SLAP (St. Lawrence Area Poets) monthly meeting in a few minutes. So once again my inspiration is peer pressure. Can’t show up empty-handed. This comes from my rare solo forays away from the North Country, usually to attend a conference in an unfamiliar city. I am, I confess, a streetwalker of sorts–the insomniac sort.
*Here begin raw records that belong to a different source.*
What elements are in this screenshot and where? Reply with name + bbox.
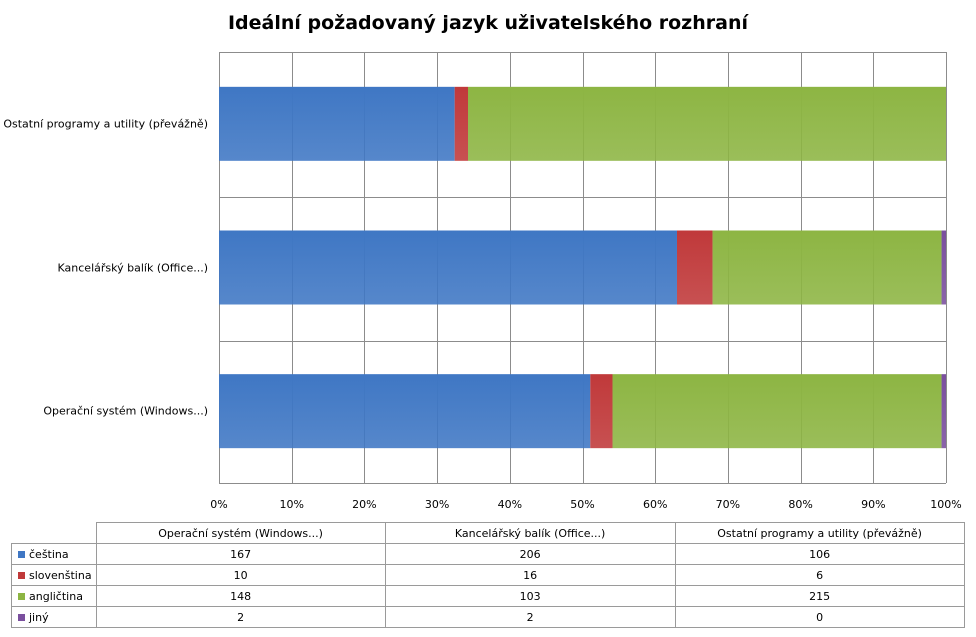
x-tick-label-8: 80%: [788, 498, 813, 511]
table-cell-1-2: 6: [674, 564, 965, 586]
x-tick-label-3: 30%: [424, 498, 450, 511]
x-tick-label-4: 40%: [497, 498, 523, 511]
category-label-0: Operační systém (Windows...): [43, 404, 208, 418]
bar-0-3: [941, 374, 946, 449]
table-cell-0-0: 167: [95, 543, 386, 565]
legend-entry-2: angličtina: [11, 585, 97, 607]
table-cell-0-2: 106: [674, 543, 965, 565]
x-tick-label-2: 20%: [352, 498, 377, 511]
legend-entry-3: jiný: [11, 606, 97, 628]
category-label-2: Ostatní programy a utility (převážně): [3, 117, 208, 131]
bar-2-1: [454, 86, 469, 161]
bar-1-1: [676, 230, 713, 305]
bar-0-0: [219, 374, 591, 449]
table-row: angličtina 148 103 215: [11, 585, 965, 607]
bar-1-2: [712, 230, 942, 305]
bar-0-1: [590, 374, 613, 449]
table-cell-0-1: 206: [384, 543, 676, 565]
bar-1-3: [941, 230, 946, 305]
legend-swatch-2: [18, 593, 25, 600]
table-row: jiný 2 2 0: [11, 606, 965, 628]
table-cell-1-1: 16: [384, 564, 676, 586]
legend-label-0: čeština: [29, 547, 69, 561]
legend-label-3: jiný: [29, 610, 49, 624]
bar-2-0: [219, 86, 455, 161]
legend-label-1: slovenština: [29, 568, 92, 582]
legend-swatch-1: [18, 572, 25, 579]
bar-2-2: [468, 86, 946, 161]
x-tick-label-9: 90%: [861, 498, 886, 511]
x-tick-label-0: 0%: [210, 498, 228, 511]
x-tick-label-5: 50%: [570, 498, 595, 511]
legend-entry-1: slovenština: [11, 564, 97, 586]
table-header-office: Kancelářský balík (Office...): [384, 522, 676, 544]
table-cell-1-0: 10: [95, 564, 386, 586]
table-row: slovenština 10 16 6: [11, 564, 965, 586]
table-cell-3-0: 2: [95, 606, 386, 628]
table-corner: [11, 522, 97, 544]
legend-label-2: angličtina: [29, 589, 83, 603]
table-cell-2-1: 103: [384, 585, 676, 607]
legend-swatch-0: [18, 551, 25, 558]
category-label-1: Kancelářský balík (Office...): [57, 261, 208, 274]
legend-swatch-3: [18, 614, 25, 621]
bar-0-2: [612, 374, 942, 449]
chart-plot: [219, 52, 947, 484]
chart-title: Ideální požadovaný jazyk uživatelského r…: [227, 12, 749, 34]
table-row: čeština 167 206 106: [11, 543, 965, 565]
table-header-other: Ostatní programy a utility (převážně): [674, 522, 965, 544]
data-table-header-row: Operační systém (Windows...) Kancelářský…: [11, 522, 965, 544]
data-table: Operační systém (Windows...) Kancelářský…: [11, 522, 965, 628]
x-tick-label-7: 70%: [715, 498, 741, 511]
legend-entry-0: čeština: [11, 543, 97, 565]
bar-1-0: [219, 230, 677, 305]
table-cell-3-1: 2: [384, 606, 676, 628]
table-header-os: Operační systém (Windows...): [95, 522, 386, 544]
table-cell-2-0: 148: [95, 585, 386, 607]
table-cell-3-2: 0: [674, 606, 965, 628]
x-tick-label-1: 10%: [279, 498, 304, 511]
x-tick-label-6: 60%: [642, 498, 668, 511]
table-cell-2-2: 215: [674, 585, 965, 607]
x-tick-label-10: 100%: [930, 498, 962, 511]
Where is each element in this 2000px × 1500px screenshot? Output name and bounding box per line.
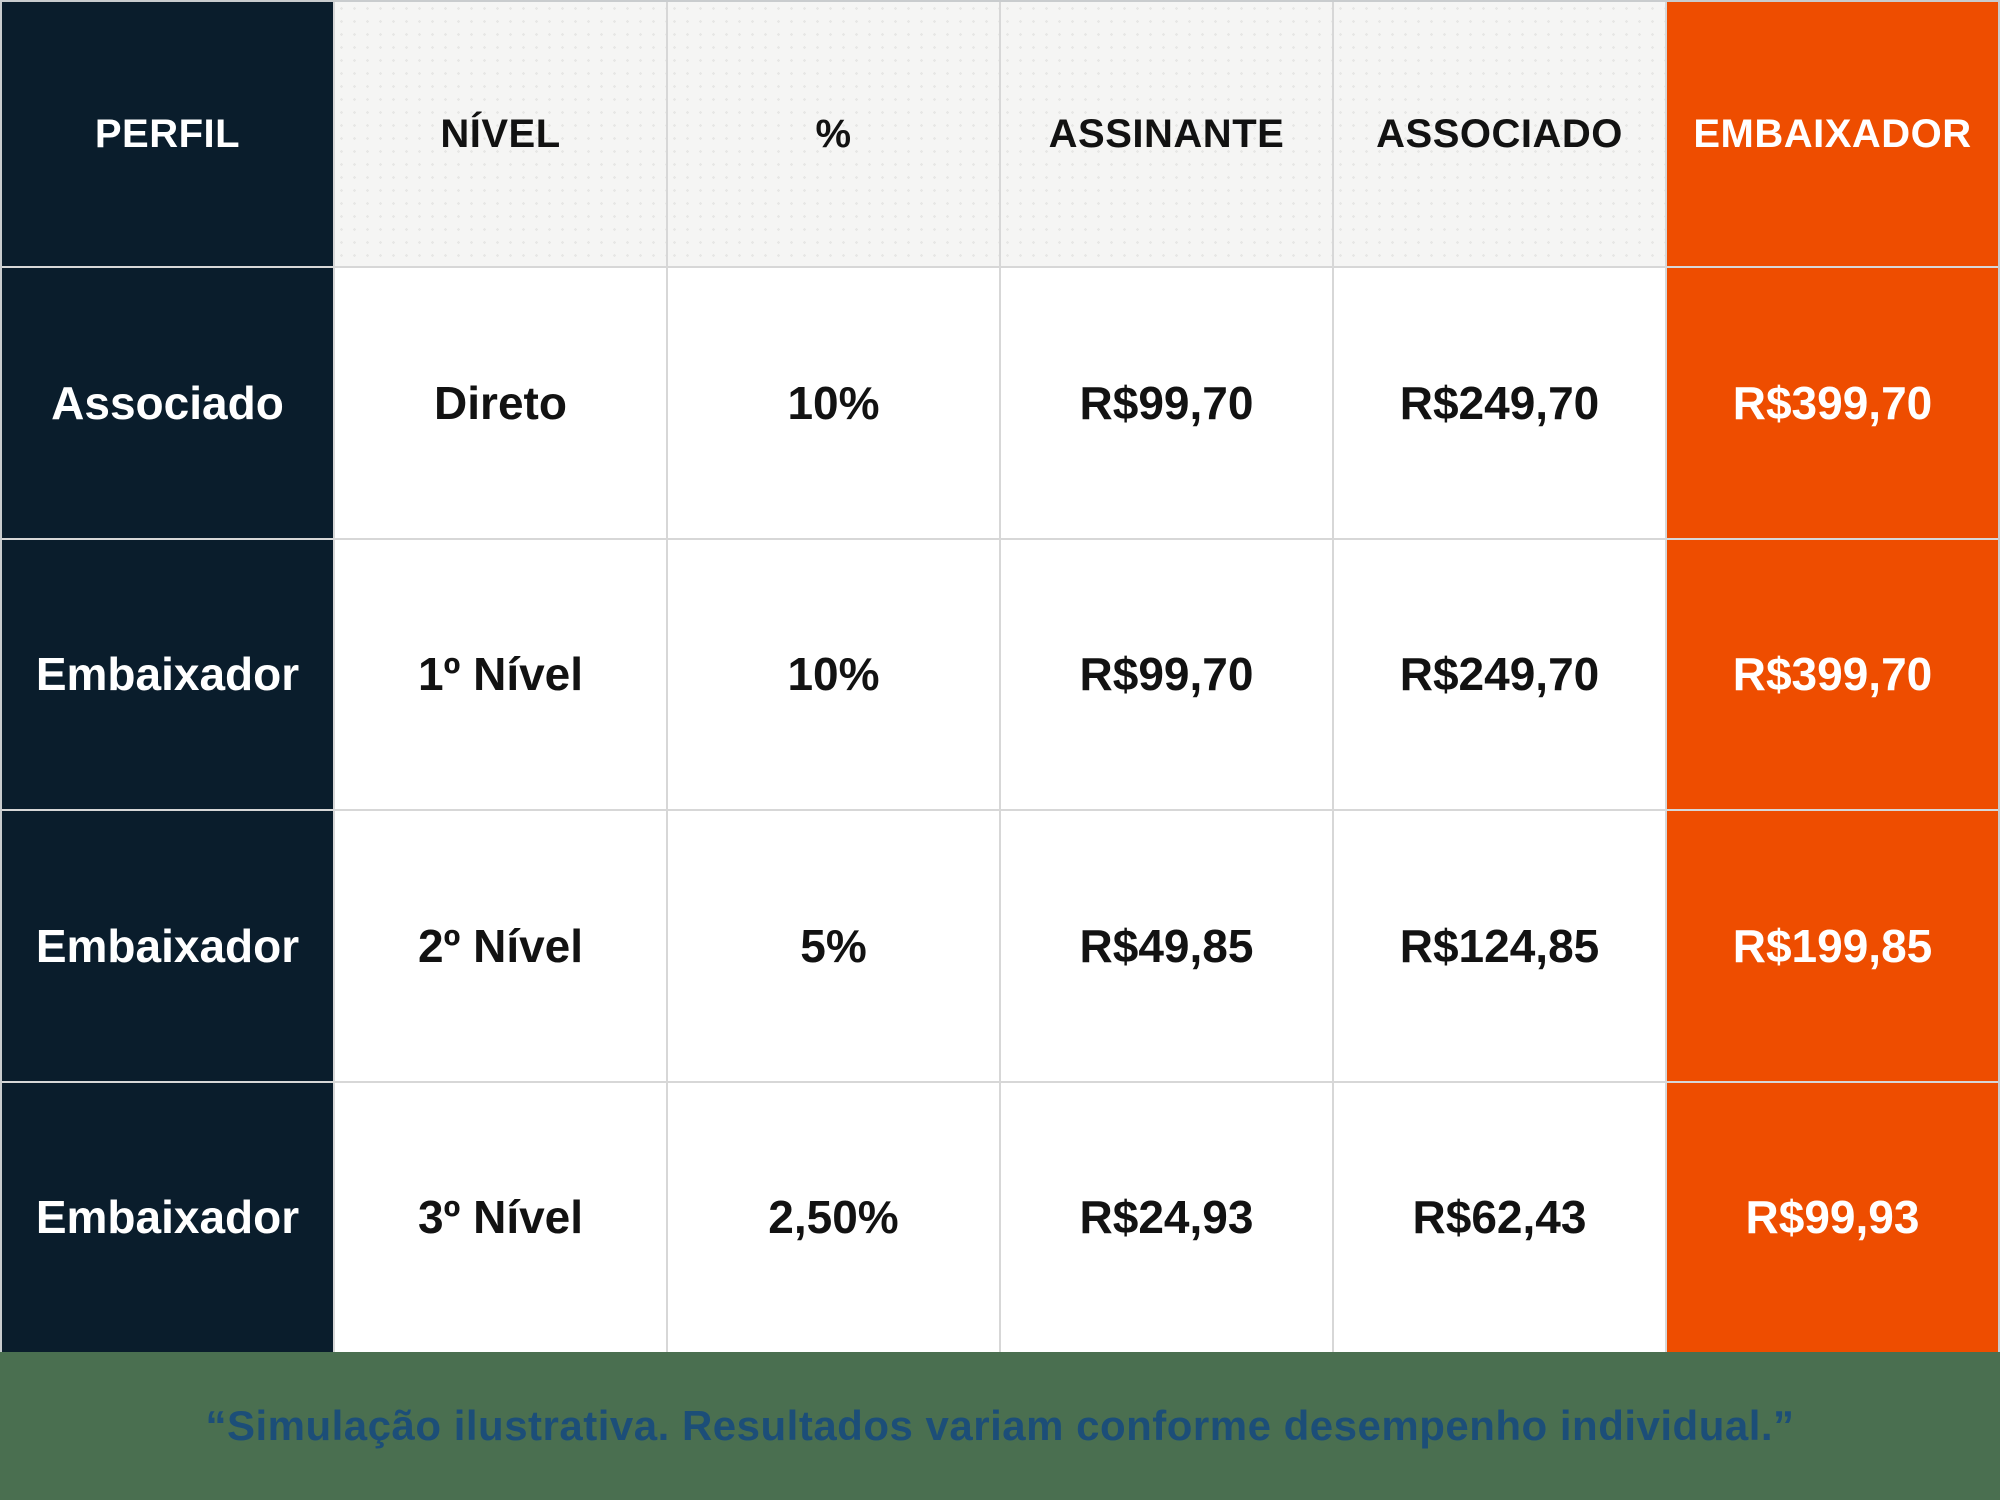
cell-nivel-row1: Direto	[335, 268, 666, 538]
cell-perfil-row4: Embaixador	[2, 1082, 333, 1352]
cell-pct-row1: 10%	[668, 268, 999, 538]
cell-assinante-row4: R$24,93	[1001, 1082, 1332, 1352]
cell-associado-row2: R$249,70	[1334, 539, 1665, 809]
header-cell-nivel: NÍVEL	[335, 2, 666, 266]
cell-perfil-row3: Embaixador	[2, 811, 333, 1081]
header-cell-perfil: PERFIL	[2, 2, 333, 266]
header-cell-embaixador: EMBAIXADOR	[1667, 2, 1998, 266]
cell-nivel-row3: 2º Nível	[335, 811, 666, 1081]
cell-associado-row4: R$62,43	[1334, 1082, 1665, 1352]
header-cell-associado: ASSOCIADO	[1334, 2, 1665, 266]
cell-embaixador-row3: R$199,85	[1667, 811, 1998, 1081]
cell-nivel-row4: 3º Nível	[335, 1082, 666, 1352]
header-cell-pct: %	[668, 2, 999, 266]
cell-embaixador-row1: R$399,70	[1667, 268, 1998, 538]
disclaimer-text: “Simulação ilustrativa. Resultados varia…	[205, 1402, 1795, 1449]
cell-associado-row3: R$124,85	[1334, 811, 1665, 1081]
cell-perfil-row2: Embaixador	[2, 539, 333, 809]
cell-assinante-row2: R$99,70	[1001, 539, 1332, 809]
cell-pct-row2: 10%	[668, 539, 999, 809]
cell-assinante-row3: R$49,85	[1001, 811, 1332, 1081]
commission-table: PERFIL NÍVEL% ASSINANTE ASSOCIADO EMBAIXADOR…	[0, 0, 2000, 1352]
cell-pct-row3: 5%	[668, 811, 999, 1081]
cell-perfil-row1: Associado	[2, 268, 333, 538]
cell-pct-row4: 2,50%	[668, 1082, 999, 1352]
cell-nivel-row2: 1º Nível	[335, 539, 666, 809]
cell-assinante-row1: R$99,70	[1001, 268, 1332, 538]
disclaimer-bar: “Simulação ilustrativa. Resultados varia…	[0, 1352, 2000, 1500]
header-cell-assinante: ASSINANTE	[1001, 2, 1332, 266]
cell-embaixador-row2: R$399,70	[1667, 539, 1998, 809]
cell-associado-row1: R$249,70	[1334, 268, 1665, 538]
cell-embaixador-row4: R$99,93	[1667, 1082, 1998, 1352]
Dale Hobson

Night Conference

The hotel room is sterile, quiet–too quiet
for your head to be a-buzz—so you go
down the elevator to the lobby, out past
the bar, too jet-lagged to endure the chatter
of strangers, past the doorman and away
from the avenue brawling with late traffic,
onto the side streets, where no one is walking,
where cats gaze out windows in meditation
at pigeons on ledges, head beneath wing.

You leave behind the phone and car keys
as you left behind home and village, work
and kin, the lights and traffic, seeking—
who can say? Wishing that the night would
swallow all this thinking, the way it swallowed
the light from over the western ocean, the way
it swallows the mutter of a television after
you pass beneath an open window.

Block after block, you try to walk out
of yourself, to reach some place where
sleep could beckon like an open door.
Just you and your shadow, that lengthens
and shortens like the slow beat of a candle
as you pass beneath the endless streetlights.
Just you and the brick echo, clicking back
like an afterthought every wakeful step.